リクルートという会社は、OBに何人もの上場企業社長がいるなど、起業家精神を育てる人材輩出企業として定評があります。
その秘密を理解したくて、リクルート創業者である江副氏が最近記したばかりの「リクルートのDNA」という書籍を読みました。
人材を輩出しうる企業文化は、こうしたリーダーの価値観、能力や成功の経緯等から生じるのかと、感心することもさることながら、個人的にはリクルートの失敗に関する部分に対して強い刺激を受けました。
不動産情報のオンライン事業や、第二種電気通信事業、電話事業など、今では大きな成功を収めた事業者がある一方で、リクルートはそれらに対していち早くかつ強力に行動したにも関わらず、成功できなかったのです。

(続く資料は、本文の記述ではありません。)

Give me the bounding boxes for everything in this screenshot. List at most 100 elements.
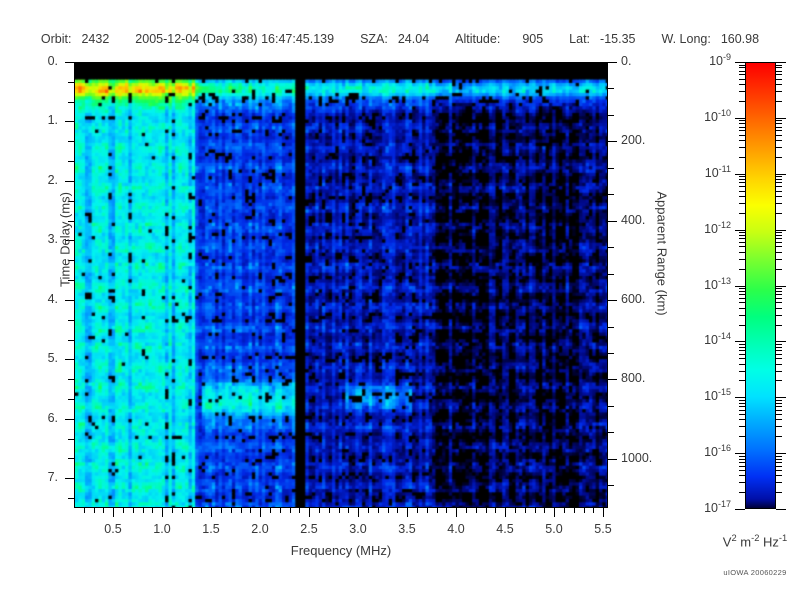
colorbar-gradient [745,62,776,509]
axis-tick [608,62,617,63]
axis-tick [739,74,745,75]
axis-tick [241,508,242,513]
axis-tick [65,181,74,182]
colorbar-tick-label: 10-13 [673,276,731,292]
unit-m-exponent: -2 [751,533,760,543]
axis-tick [776,509,786,510]
axis-tick [739,291,745,292]
colorbar-tick-exponent: -14 [717,331,731,341]
axis-tick [103,508,104,513]
colorbar-tick-label: 10-10 [673,108,731,124]
axis-tick [776,232,782,233]
axis-tick [776,242,782,243]
axis-tick [735,174,745,175]
colorbar-tick-exponent: -13 [717,276,731,286]
axis-tick [776,286,786,287]
axis-tick [68,458,74,459]
axis-tick [739,288,745,289]
axis-tick [739,203,745,204]
axis-tick [776,456,782,457]
axis-tick [776,135,782,136]
colorbar-tick-mantissa: 10 [704,501,718,516]
axis-tick [739,84,745,85]
axis-tick [68,340,74,341]
axis-tick [739,298,745,299]
colorbar-tick-mantissa: 10 [704,333,718,348]
axis-tick [739,344,745,345]
axis-tick [776,397,786,398]
axis-tick [776,123,782,124]
axis-tick [739,456,745,457]
axis-tick [68,141,74,142]
axis-tick [407,508,408,517]
axis-tick [172,508,173,513]
axis-tick [68,399,74,400]
axis-tick-label: 600. [621,292,646,306]
axis-tick [776,403,782,404]
axis-tick [739,269,745,270]
colorbar-tick-mantissa: 10 [704,110,718,125]
axis-tick [739,65,745,66]
axis-tick [776,230,786,231]
axis-tick-label: 6. [47,411,58,425]
axis-tick [739,436,745,437]
axis-tick [535,508,536,513]
axis-tick [776,157,782,158]
axis-tick [68,102,74,103]
axis-tick [608,194,614,195]
axis-tick [739,364,745,365]
axis-tick [776,176,782,177]
colorbar-tick-mantissa: 10 [709,54,723,69]
axis-tick [776,475,782,476]
axis-tick [739,325,745,326]
axis-tick [608,353,614,354]
axis-tick [608,459,617,460]
axis-tick [608,168,614,169]
axis-tick [776,426,782,427]
header-metadata-bar: Orbit: 2432 2005-12-04 (Day 338) 16:47:45.… [0,30,800,48]
axis-tick [329,508,330,513]
axis-tick [201,508,202,513]
axis-tick [446,508,447,513]
axis-tick [739,308,745,309]
axis-tick [368,508,369,513]
axis-tick [739,147,745,148]
axis-tick [739,459,745,460]
axis-tick [739,403,745,404]
colorbar-tick-mantissa: 10 [704,445,718,460]
colorbar-tick-exponent: -17 [717,499,731,509]
unit-v-exponent: 2 [731,533,737,543]
axis-tick [776,127,782,128]
axis-tick [113,508,114,517]
axis-tick [739,101,745,102]
axis-tick [739,400,745,401]
axis-tick [84,508,85,513]
axis-tick [739,123,745,124]
axis-tick [192,508,193,513]
axis-tick [776,65,782,66]
axis-tick [250,508,251,513]
axis-tick [68,439,74,440]
axis-tick [739,140,745,141]
altitude-label: Altitude: [455,32,501,46]
axis-tick [739,470,745,471]
axis-tick [776,350,782,351]
axis-tick [735,286,745,287]
axis-tick [94,508,95,513]
axis-tick [739,380,745,381]
axis-tick [739,294,745,295]
axis-tick [739,466,745,467]
axis-tick [776,453,786,454]
axis-tick [65,62,74,63]
axis-tick [593,508,594,513]
axis-tick [280,508,281,513]
axis-tick-label: 3. [47,232,58,246]
axis-tick [776,238,782,239]
colorbar-tick-exponent: -10 [717,108,731,118]
axis-tick [739,242,745,243]
axis-tick [739,462,745,463]
axis-tick [739,127,745,128]
axis-tick [65,300,74,301]
axis-tick [739,91,745,92]
colorbar-tick-label: 10-12 [673,220,731,236]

情報収集をしつつ時代の流れを読んで、変化に対応することは大切でしょう。
しかし、どうやら対応が早過ぎても失敗するようです。
江副氏はこれらの失敗に対して、ドラッガーの言葉を借りて「変化をコントロールすることはできない。
できるのは先頭に立つことだけである」とコメントしています。
私は最近、将来予測に強い関心を持っていたのですが、その理由は「将来勝ち組でいられるに、将来予測を徹底し、先回りしてその状況を確立しておきたい」というものでした。
しかし、この本を読んだことで、「対応が早すぎても失敗するので、先回りはできない」、という答えに辿り着いたような気がします。
先回りできれば楽ができると思っていたのですが、そんなうまい話はないようです。
苦しくても常に最善を尽くして、変化の先頭に立ち続ける努力を継続しないといけないと思いました。

<補足コメント>
「10年後の日本」という文春新書によると、少子高齢化、所得格差、治安悪化、インフラの老朽化、地方自治体の破綻、年金崩壊、フリーターやひきこもり、離婚ラッシュ、地球温暖化、大震災の発生、感染症の大流行などなど、それはそれは暗い将来の予測が、説得力をもって記述されています。
これほどまでに最悪の予想をしてもらえると、かえって事前の対策なんて無理だと諦めがつくような代物です。
目の前にある課題に対して、少し先を見通しながら、絶えず変化の先頭に立つ努力をしようと思ったのは、実はこんな書籍にも影響されています。